Além de todos esses sentimentos, o sentimento de alívio era o mais forte. Alívio de que mesmo não estando completamente bem, pelo menos ela não estava às portas da morte. Ele não sabia o que teria feito se as notícias fossem diferentes.

“Ela não teve ossos quebrados no braço.” Kieran continuou. “Eu estava preocupado com isso. Tratar um osso quebrado com esse tipo de ferida não teria sido fácil. Ela tem outros hematomas pelo corpo também, mas os mais notáveis são nos joelhos e na frente das panturrilhas.”

Jael franziu a testa e encarou Kieran seriamente, “Eram graves?” Ele perguntou. Ele imaginou se ela os tinha quando ambos caíram na água.

Kieran balançou a cabeça. “Uma pomada teria resolvido, mas infelizmente, não tenho nada desse tipo.”

“Entendo,” Jael respondeu. “Como está a temperatura dela?”

“Subindo constantemente?”

Jael girou a cabeça, “Isso não pode ser bom.”

“Também não é ruim. É provável que ela tenha febre. Não é totalmente um mau sinal, seria preocupante se ela não tivesse febre. Aqui,” Kieran disse e passou a Jael uma bolsa de sangue. “Beba.”

Jael pegou com a mão direita e olhou estranho para a bolsa, mesmo sabendo exatamente o que havia nela.

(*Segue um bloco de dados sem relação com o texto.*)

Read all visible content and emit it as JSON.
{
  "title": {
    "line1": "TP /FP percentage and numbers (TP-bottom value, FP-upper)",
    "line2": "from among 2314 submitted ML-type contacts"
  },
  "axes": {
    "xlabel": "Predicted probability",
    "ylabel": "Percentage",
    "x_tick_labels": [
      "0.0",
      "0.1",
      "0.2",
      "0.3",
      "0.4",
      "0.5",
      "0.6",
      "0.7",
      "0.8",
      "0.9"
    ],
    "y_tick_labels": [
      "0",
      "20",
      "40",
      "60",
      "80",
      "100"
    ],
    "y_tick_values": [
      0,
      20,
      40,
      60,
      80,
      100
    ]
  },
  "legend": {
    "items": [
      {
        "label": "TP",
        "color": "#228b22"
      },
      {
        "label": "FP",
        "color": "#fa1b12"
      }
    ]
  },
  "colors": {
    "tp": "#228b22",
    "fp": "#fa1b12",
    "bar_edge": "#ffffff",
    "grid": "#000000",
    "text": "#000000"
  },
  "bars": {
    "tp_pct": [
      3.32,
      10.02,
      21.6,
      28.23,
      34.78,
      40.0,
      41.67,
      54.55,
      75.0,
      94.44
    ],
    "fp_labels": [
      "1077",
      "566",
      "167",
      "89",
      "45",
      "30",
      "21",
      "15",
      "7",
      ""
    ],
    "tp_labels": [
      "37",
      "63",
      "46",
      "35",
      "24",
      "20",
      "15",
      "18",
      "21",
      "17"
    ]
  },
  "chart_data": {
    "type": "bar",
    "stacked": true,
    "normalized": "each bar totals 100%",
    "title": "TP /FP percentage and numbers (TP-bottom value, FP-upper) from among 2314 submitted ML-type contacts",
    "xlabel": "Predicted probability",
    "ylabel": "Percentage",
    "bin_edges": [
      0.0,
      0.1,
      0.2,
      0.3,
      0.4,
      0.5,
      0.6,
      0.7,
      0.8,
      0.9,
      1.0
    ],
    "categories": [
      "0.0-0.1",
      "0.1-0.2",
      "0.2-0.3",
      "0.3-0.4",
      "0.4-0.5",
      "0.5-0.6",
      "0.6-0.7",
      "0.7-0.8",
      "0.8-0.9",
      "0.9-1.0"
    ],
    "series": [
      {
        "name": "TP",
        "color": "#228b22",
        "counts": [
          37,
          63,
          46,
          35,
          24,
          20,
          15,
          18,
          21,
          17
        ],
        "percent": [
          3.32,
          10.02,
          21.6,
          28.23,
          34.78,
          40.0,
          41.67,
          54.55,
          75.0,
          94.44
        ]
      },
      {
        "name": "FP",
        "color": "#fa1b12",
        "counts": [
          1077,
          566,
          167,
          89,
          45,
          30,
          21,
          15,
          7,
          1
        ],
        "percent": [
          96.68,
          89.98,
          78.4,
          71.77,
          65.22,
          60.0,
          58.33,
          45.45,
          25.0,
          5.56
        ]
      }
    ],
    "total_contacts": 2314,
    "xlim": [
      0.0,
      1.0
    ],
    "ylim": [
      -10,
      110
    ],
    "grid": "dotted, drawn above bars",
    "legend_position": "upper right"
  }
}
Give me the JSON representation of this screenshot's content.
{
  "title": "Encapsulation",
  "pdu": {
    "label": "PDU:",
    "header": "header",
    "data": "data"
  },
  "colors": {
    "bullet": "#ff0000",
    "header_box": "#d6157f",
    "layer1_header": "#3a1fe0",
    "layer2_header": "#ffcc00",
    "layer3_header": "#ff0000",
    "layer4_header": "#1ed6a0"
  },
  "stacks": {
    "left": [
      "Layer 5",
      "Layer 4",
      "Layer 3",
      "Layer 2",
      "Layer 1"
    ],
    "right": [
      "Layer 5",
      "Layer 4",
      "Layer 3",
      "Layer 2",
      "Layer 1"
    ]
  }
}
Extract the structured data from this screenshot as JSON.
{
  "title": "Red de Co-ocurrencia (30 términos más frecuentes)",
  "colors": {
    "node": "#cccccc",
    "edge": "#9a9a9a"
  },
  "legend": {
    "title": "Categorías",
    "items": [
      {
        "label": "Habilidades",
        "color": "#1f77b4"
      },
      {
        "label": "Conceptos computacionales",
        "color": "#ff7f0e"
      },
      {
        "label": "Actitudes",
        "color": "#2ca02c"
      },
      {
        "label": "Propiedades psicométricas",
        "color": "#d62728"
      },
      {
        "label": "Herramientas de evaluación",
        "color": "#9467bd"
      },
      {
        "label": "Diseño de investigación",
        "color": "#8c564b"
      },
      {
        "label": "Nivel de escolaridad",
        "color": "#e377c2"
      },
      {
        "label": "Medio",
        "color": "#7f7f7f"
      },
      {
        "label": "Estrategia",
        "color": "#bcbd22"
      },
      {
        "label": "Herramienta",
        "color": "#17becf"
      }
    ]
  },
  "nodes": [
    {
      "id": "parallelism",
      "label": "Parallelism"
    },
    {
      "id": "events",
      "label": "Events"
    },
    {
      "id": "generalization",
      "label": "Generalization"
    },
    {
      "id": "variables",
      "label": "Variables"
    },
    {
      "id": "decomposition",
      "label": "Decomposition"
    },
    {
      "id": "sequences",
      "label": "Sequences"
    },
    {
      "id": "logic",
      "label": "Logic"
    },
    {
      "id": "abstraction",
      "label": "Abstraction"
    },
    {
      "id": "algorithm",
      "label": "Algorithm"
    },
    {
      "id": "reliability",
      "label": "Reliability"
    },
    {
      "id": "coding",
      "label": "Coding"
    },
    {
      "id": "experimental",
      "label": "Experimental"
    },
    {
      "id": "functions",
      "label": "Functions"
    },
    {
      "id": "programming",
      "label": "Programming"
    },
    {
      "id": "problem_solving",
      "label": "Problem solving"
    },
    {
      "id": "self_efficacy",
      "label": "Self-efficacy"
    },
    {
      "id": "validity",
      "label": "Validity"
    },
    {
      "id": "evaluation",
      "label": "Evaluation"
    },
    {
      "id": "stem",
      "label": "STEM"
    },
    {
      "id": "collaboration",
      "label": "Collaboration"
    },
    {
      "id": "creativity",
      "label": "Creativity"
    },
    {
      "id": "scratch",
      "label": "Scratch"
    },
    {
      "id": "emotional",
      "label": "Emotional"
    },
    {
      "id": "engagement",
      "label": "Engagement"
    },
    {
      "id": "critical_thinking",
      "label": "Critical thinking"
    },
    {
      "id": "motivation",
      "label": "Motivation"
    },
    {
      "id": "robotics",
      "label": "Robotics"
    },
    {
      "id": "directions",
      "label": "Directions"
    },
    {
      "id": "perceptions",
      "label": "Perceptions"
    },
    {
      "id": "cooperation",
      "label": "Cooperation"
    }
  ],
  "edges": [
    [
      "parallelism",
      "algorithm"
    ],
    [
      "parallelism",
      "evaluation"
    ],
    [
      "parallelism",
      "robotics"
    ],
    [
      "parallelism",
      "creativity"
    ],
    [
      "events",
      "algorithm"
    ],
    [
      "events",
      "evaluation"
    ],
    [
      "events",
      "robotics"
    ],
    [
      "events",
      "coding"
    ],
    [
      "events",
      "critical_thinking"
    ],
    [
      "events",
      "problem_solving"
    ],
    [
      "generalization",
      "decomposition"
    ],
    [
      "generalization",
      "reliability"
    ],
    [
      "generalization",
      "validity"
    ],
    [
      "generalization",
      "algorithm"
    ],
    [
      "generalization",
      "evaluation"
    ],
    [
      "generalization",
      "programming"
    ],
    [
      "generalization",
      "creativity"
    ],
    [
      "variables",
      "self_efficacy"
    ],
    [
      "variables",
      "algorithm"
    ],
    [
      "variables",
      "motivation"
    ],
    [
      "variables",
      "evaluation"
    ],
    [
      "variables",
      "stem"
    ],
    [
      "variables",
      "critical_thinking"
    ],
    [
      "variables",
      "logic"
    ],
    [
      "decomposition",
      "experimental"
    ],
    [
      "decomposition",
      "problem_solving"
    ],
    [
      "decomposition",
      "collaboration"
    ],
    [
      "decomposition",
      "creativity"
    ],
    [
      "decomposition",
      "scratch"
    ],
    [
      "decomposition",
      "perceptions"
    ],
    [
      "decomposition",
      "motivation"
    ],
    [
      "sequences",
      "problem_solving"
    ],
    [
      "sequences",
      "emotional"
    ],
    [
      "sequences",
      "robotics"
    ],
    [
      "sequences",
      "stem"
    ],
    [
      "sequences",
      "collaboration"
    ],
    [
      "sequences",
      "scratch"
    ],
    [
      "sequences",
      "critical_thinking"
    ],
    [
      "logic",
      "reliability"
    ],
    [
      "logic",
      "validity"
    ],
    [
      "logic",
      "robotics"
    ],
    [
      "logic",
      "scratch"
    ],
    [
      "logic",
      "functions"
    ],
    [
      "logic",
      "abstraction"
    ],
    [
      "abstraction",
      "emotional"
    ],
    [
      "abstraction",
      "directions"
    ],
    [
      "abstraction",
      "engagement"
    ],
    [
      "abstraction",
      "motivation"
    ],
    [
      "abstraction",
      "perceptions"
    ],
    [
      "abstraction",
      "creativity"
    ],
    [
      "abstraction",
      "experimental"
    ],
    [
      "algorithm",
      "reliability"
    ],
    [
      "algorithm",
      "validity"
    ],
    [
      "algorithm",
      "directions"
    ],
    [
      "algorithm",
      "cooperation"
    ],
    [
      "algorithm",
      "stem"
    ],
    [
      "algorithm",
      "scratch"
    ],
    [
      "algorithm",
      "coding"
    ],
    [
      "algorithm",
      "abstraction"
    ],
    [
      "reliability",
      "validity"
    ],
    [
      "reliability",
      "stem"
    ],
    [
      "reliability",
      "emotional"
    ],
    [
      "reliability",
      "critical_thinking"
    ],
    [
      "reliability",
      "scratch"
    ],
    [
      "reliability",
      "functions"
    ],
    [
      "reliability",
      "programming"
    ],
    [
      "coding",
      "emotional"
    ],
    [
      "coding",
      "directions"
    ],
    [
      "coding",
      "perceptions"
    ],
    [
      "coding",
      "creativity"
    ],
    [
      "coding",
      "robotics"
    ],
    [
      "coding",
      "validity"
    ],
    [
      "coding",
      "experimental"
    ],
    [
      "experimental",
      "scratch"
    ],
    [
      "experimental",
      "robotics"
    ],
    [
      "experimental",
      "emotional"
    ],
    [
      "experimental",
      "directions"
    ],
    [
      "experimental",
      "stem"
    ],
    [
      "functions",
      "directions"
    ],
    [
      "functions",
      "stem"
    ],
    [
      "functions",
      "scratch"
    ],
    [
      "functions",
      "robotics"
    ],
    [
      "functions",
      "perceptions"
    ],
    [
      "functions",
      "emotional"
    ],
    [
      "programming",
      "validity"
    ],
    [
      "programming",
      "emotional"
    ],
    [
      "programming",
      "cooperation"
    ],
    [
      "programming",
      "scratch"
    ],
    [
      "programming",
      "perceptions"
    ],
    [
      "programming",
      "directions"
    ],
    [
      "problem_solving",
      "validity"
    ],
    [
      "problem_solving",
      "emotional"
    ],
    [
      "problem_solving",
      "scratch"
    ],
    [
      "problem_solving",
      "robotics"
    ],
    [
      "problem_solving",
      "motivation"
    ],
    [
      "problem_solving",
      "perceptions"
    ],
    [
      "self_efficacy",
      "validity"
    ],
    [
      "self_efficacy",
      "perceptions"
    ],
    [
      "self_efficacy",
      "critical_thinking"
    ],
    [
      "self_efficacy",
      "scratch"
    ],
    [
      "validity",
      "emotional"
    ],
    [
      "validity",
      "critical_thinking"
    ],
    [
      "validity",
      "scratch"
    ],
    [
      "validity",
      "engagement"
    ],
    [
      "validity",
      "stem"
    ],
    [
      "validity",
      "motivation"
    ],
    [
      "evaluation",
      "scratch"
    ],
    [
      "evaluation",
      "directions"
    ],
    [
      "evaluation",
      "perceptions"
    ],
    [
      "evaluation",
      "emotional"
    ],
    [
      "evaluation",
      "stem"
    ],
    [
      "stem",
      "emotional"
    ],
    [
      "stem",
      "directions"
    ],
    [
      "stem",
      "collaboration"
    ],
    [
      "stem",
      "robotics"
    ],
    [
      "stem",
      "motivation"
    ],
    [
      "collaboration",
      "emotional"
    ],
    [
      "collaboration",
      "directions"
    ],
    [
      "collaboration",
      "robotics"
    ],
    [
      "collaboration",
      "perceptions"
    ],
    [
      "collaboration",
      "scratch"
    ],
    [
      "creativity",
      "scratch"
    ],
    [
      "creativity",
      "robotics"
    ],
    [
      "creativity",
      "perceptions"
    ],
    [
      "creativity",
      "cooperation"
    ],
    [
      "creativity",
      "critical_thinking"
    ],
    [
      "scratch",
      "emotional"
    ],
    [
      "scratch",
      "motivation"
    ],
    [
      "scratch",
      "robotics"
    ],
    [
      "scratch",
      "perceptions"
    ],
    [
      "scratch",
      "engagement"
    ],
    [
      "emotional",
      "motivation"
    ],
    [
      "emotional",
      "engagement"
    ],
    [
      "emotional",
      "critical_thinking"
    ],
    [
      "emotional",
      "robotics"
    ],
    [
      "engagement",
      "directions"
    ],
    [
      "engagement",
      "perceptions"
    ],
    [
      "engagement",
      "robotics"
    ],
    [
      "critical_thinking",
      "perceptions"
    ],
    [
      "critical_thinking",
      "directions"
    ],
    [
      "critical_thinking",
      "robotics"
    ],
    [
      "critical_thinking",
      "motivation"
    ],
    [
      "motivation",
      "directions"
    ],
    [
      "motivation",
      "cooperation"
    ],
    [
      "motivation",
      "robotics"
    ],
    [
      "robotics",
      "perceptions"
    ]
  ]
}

“Beba!” Kieran disse firmemente. “Ela não é a única que perdeu sangue, Senhor. O seu caso foi bastante grave, nunca vi um vampiro desmaiar antes.”

Jael abriu a boca para dizer algo irônico, mas Kieran escolheu aquele momento para quebrar o osso de seu braço. Jael xingou Kieran de dor.

“Beba,” Kieran disse de novo e deu um passo para trás. “Isso deve ajudar seu braço a curar corretamente desta vez.”